– Пятой? – переспросила я снова, мелкими шажками приближаясь к Светозару, – пятой?!

– Да, душа моя, – сиял он, все еще не понимая, что ему лучше бежать.

– Пятой женой?! – истерично взвизгнула я, чувствуя, что вот-вот взорвусь.

– Дитя мое, – встрял святоша, – для купчихи, оставшейся без семьи и приюта, выйти замуж за такого боярина, как Светозар, великая удача. Ты же и не девица уже, вдова... И приданое твое для боярина маловато. Возблагодари Господа за то, что послал тебе такого мужа...Отплати Светозару послушанием и покорностью за доброту его. Почитай мужа и старших жен...

Святоша читал мне наставления, а сам потихоньку выпихивал из кабинета. Да только не на ту напал.

– Свадьбы не будет! – рявкнула я, что есть мочи, выплескивая всю ярость.

Если бы в окнах были стекла, а не рыбий пузырь, то стекла бы задребезжали бы от моего крика, а так только уши заложило. Даже у меня. Святоша выпустил меня из своих рук.

А мне мгновенно полегчало, пар вырвался из-под крышки, и теперь я могла мыслить ясно. И тут же осознала, отказать Светозару на том основании, что я не хочу быть пятой женой, значит оскорбить боярина. Он-то по нынешним временам благородно поступает, взяв в жены нищую, бездомную купчиху. Надо быть хитрее.

– Прости меня, Светозар, – скопировала я поклон Марьюшки.

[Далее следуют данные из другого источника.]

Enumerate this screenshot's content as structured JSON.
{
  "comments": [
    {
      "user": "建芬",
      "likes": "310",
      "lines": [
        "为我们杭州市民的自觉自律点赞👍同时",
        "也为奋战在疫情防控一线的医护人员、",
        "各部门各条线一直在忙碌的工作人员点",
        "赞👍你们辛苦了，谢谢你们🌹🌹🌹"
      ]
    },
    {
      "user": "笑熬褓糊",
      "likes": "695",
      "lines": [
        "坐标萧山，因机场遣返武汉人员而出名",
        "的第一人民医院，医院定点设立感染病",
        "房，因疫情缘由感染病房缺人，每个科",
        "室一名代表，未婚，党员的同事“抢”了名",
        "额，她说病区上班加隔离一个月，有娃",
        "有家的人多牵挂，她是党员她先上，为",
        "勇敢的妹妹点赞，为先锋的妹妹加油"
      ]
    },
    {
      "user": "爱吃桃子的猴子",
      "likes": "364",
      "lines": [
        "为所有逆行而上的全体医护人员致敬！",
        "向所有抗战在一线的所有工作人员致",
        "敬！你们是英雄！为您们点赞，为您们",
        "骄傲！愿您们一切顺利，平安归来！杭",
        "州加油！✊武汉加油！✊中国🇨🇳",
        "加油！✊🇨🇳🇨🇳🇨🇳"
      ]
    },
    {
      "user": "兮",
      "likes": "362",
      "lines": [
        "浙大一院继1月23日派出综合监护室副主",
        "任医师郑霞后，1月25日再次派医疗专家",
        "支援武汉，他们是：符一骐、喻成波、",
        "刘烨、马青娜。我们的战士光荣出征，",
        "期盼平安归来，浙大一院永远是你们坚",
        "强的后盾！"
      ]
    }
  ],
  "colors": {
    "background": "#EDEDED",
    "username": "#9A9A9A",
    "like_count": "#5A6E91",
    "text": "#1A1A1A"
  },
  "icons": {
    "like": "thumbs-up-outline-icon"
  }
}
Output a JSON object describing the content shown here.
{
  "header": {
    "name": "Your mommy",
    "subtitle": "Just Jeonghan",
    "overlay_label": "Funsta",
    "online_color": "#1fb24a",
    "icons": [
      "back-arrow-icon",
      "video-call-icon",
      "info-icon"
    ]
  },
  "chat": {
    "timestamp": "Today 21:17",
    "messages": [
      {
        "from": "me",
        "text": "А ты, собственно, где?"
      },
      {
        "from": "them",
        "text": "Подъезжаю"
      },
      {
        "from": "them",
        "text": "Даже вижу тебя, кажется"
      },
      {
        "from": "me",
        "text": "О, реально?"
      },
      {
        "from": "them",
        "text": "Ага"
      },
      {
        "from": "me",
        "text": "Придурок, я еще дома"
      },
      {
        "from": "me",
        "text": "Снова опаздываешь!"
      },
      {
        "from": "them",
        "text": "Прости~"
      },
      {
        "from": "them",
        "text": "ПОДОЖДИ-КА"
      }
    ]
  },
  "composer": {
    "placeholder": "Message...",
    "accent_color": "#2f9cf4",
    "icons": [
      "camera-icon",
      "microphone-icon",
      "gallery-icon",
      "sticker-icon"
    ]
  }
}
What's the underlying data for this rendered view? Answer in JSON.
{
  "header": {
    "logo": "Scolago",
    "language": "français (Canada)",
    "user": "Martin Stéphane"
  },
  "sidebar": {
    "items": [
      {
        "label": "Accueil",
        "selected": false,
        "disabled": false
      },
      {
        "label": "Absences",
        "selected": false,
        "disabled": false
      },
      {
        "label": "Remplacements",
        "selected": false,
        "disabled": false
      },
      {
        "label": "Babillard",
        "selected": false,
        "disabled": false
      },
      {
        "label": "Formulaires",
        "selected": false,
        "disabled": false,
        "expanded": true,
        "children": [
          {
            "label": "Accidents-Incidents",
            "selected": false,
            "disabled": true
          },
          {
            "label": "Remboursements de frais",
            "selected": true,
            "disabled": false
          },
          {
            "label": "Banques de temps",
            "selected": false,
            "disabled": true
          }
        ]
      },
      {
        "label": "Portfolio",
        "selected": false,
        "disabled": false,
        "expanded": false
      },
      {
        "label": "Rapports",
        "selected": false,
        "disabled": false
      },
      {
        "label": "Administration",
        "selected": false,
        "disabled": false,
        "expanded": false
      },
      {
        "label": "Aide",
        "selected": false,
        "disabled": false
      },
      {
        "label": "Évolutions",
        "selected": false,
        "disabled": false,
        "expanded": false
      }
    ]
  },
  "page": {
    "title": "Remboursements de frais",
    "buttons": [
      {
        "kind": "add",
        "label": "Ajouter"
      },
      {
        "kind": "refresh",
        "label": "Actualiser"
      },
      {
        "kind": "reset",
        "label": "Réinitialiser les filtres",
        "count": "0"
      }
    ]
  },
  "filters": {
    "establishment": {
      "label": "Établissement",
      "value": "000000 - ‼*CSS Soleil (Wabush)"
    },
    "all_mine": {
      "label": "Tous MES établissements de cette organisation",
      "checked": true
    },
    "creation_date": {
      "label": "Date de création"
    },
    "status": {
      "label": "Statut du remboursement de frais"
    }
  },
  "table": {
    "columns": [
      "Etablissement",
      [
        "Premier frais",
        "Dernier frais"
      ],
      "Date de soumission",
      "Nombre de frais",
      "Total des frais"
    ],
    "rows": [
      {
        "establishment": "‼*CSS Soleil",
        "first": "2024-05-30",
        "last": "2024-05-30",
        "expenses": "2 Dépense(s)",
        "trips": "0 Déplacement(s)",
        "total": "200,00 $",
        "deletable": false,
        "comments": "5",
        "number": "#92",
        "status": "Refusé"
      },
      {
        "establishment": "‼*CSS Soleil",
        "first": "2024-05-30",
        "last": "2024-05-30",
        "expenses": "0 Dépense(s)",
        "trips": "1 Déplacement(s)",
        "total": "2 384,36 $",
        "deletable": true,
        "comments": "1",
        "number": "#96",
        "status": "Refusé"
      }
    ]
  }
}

Хотя, конечно, получилось у меня не так элегантно и непринужденно, – не могу я в семью пятой женой войти. Богу отец мой зарок дал, что буду я у мужа единственной. И с меня клятву он взял, что не нарушу я слово его Господу данное. Люб ты мне, Светозар, и лучшего мужа не пожелала бы я, но не могу грех такой на душу взять. А когда соглашалась, не ведала, что нашел ты уже свое счастье семейное.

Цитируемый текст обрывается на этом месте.